強くて、脆くて、可愛くて【東リべ夢】〘佐野万次郎夢〙
第1章 最強の男
私は園の中に入り、下の弟である稜流(いずる)が私を見つけて走って来る。
「ねーねっ!」
一緒に来るわけでもなく、門の近くで待つ佐野君に稜流が気づいたのか、ジっと見つめていた。
「あ、稜流っ!」
突然走り出した稜流を追いかけて、私も走る。
佐野君のズボンを掴んで、クイクイと引っ張る。
「ん? どした?」
しゃがんで稜流の目線に合わせるようにして、佐野君は優しく笑う。
「いずるです。こんにちわ」
「はい、佐野万次郎です、こんにちは」
軽く頭を下げた佐野君がニカッと笑う。
「まんじろー、さん」
「万次郎でいいぜ」
「まんじろーっ! いっしょにかえる?」
嬉しそうに目をキラキラさせながら、佐野君の服を掴んだ。
「おしっ、帰るか」
「でも、佐野君バイク……」
「大丈夫大丈夫」
全然大丈夫じゃないだろうに、佐野君は稜流と手を繋いで先に歩き出してしまった。
私はバイクを気にしながらも、小走りで二人に並ぶ。
小さな稜流の空いている方の手が、私の手を握る。
佐野君に興味津々の稜流は、家に着くまでずっと質問ばかりだった。
「おかえり、ねーちゃ……」
玄関に走って来た昴流が、佐野君の姿を見つけて動きを止めた。
「ただいま、昴流。

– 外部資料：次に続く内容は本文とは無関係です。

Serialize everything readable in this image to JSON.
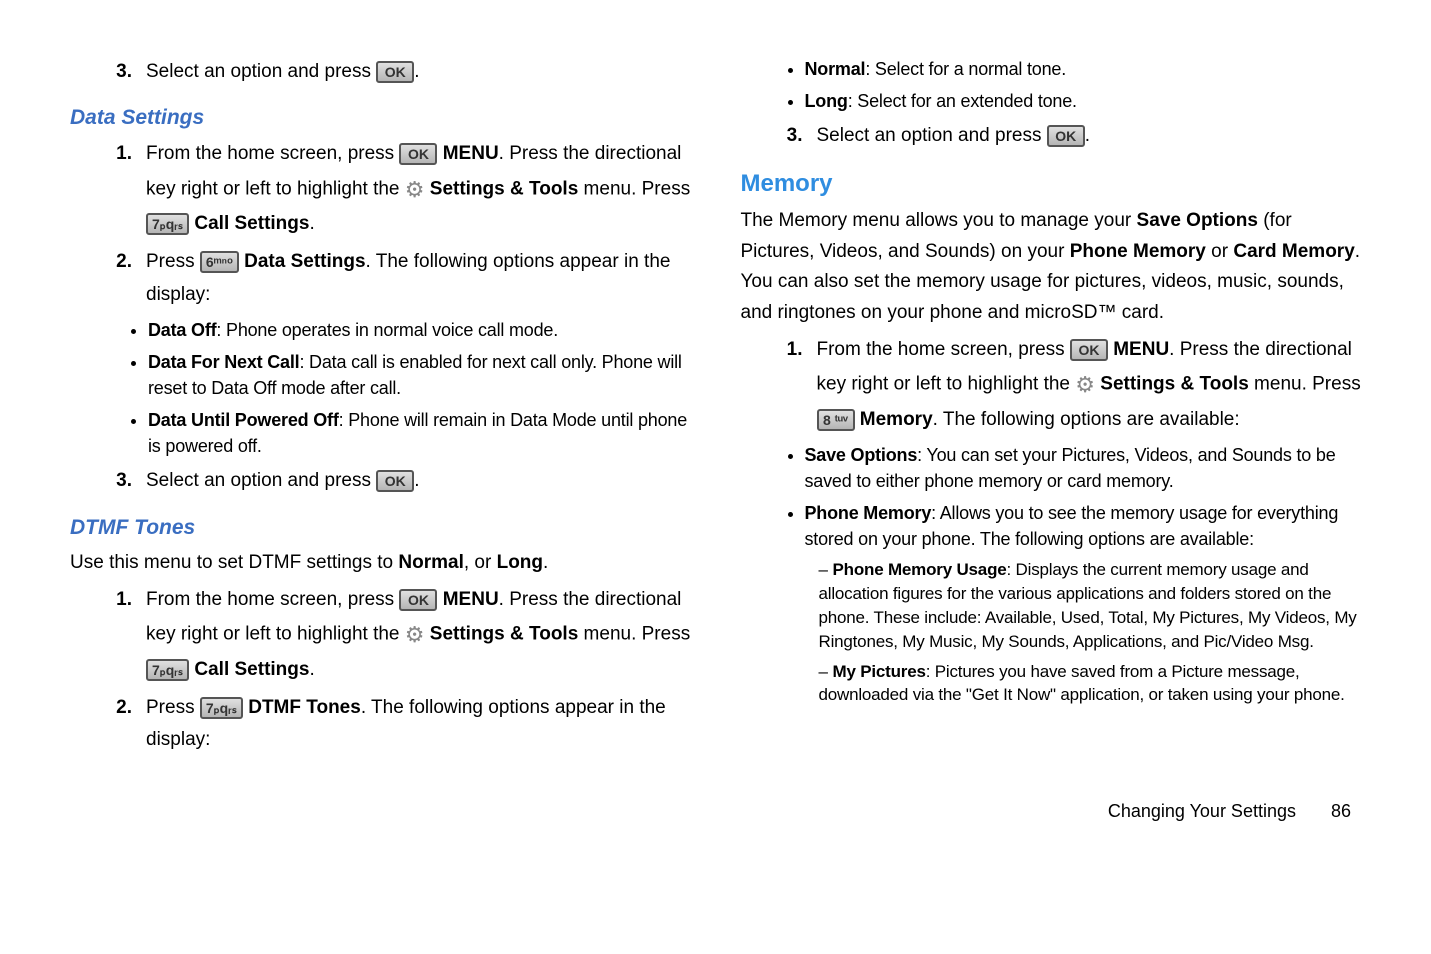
{
  "left": {
    "step3a": {
      "num": "3.",
      "text_a": "Select an option and press ",
      "text_b": "."
    },
    "dataSettings": "Data Settings",
    "ds_step1": {
      "num": "1.",
      "t1": "From the home screen, press ",
      "menu": "MENU",
      "t2": ". Press the directional key right or left to highlight the ",
      "st": "Settings & Tools",
      "t3": " menu. Press ",
      "cs": "Call Settings",
      "t4": "."
    },
    "ds_step2": {
      "num": "2.",
      "t1": "Press ",
      "ds": "Data Settings",
      "t2": ". The following options appear in the display:"
    },
    "ds_bullets": [
      {
        "b": "Data Off",
        "t": ": Phone operates in normal voice call mode."
      },
      {
        "b": "Data For Next Call",
        "t": ": Data call is enabled for next call only. Phone will reset to Data Off mode after call."
      },
      {
        "b": "Data Until Powered Off",
        "t": ": Phone will remain in Data Mode until phone is powered off."
      }
    ],
    "ds_step3": {
      "num": "3.",
      "t1": "Select an option and press ",
      "t2": "."
    },
    "dtmf": "DTMF Tones",
    "dtmf_intro_a": "Use this menu to set DTMF settings to ",
    "dtmf_intro_b": "Normal",
    "dtmf_intro_c": ", or ",
    "dtmf_intro_d": "Long",
    "dtmf_intro_e": ".",
    "dt_step1": {
      "num": "1.",
      "t1": "From the home screen, press ",
      "menu": "MENU",
      "t2": ". Press the directional key right or left to highlight the ",
      "st": "Settings & Tools",
      "t3": " menu. Press ",
      "cs": "Call Settings",
      "t4": "."
    },
    "dt_step2": {
      "num": "2.",
      "t1": "Press ",
      "dt": "DTMF Tones",
      "t2": ". The following options appear in the display:"
    }
  },
  "right": {
    "top_bullets": [
      {
        "b": "Normal",
        "t": ": Select for a normal tone."
      },
      {
        "b": "Long",
        "t": ": Select for an extended tone."
      }
    ],
    "step3": {
      "num": "3.",
      "t1": "Select an option and press ",
      "t2": "."
    },
    "memory": "Memory",
    "mem_intro": {
      "a": "The Memory menu allows you to manage your ",
      "b": "Save Options",
      "c": " (for Pictures, Videos, and Sounds) on your ",
      "d": "Phone Memory",
      "e": " or ",
      "f": "Card Memory",
      "g": ". You can also set the memory usage for pictures, videos, music, sounds, and ringtones on your phone and microSD™ card."
    },
    "mem_step1": {
      "num": "1.",
      "t1": "From the home screen, press ",
      "menu": "MENU",
      "t2": ". Press the directional key right or left to highlight the ",
      "st": "Settings & Tools",
      "t3": " menu. Press ",
      "mem": "Memory",
      "t4": ". The following options are available:"
    },
    "mem_bullets": [
      {
        "b": "Save Options",
        "t": ": You can set your Pictures, Videos, and Sounds to be saved to either phone memory or card memory."
      },
      {
        "b": "Phone Memory",
        "t": ": Allows you to see the memory usage for everything stored on your phone. The following options are available:"
      }
    ],
    "mem_sub": [
      {
        "b": "Phone Memory Usage",
        "t": ": Displays the current memory usage and allocation figures for the various applications and folders stored on the phone. These include: Available, Used, Total, My Pictures, My Videos, My Ringtones, My Music, My Sounds, Applications, and Pic/Video Msg."
      },
      {
        "b": "My Pictures",
        "t": ": Pictures you have saved from a Picture message, downloaded via the \"Get It Now\" application, or taken using your phone."
      }
    ]
  },
  "keys": {
    "ok": "OK",
    "k6": "6ᵐⁿᵒ",
    "k7": "7ₚqᵣₛ",
    "k8": "8 ᵗᵘᵛ"
  },
  "footer": {
    "title": "Changing Your Settings",
    "page": "86"
  }
}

お留守番ありがとう」
「うん……」
何か言いたげにしている昴流に気づいたようで、佐野君が私より先に口を開いた。
「一人で留守番出来るんだな、かっけーじゃん」
少し驚いたみたいな顔をした昴流は、頬を赤くした。
「べ、別に……慣れてるし……」
目を逸らしながらも、満更じゃない昴流の頭を軽く撫でて、佐野君は私を見た。
「んじゃ、俺帰るね」
「佐野君、ありがとう」
そう答えると、佐野君はまた人懐っこい笑顔で笑った。
「やだっ! まんじろー、帰っちゃやだぁっ!」
佐野君の腰にしがみついた稜流が、半泣きで駄々をこねる。
「稜流。わがまま言わないの」
「ぅー……ぃやだぁっ……」
ついには泣き出してしまう稜流を、どうしたものかと考えていた時、佐野君が稜流を抱き上げた。
「稜流、俺も帰るのは寂しいけど、ねーね困らせたくねぇからさ」
言って稜流の頭にポンと手を置く。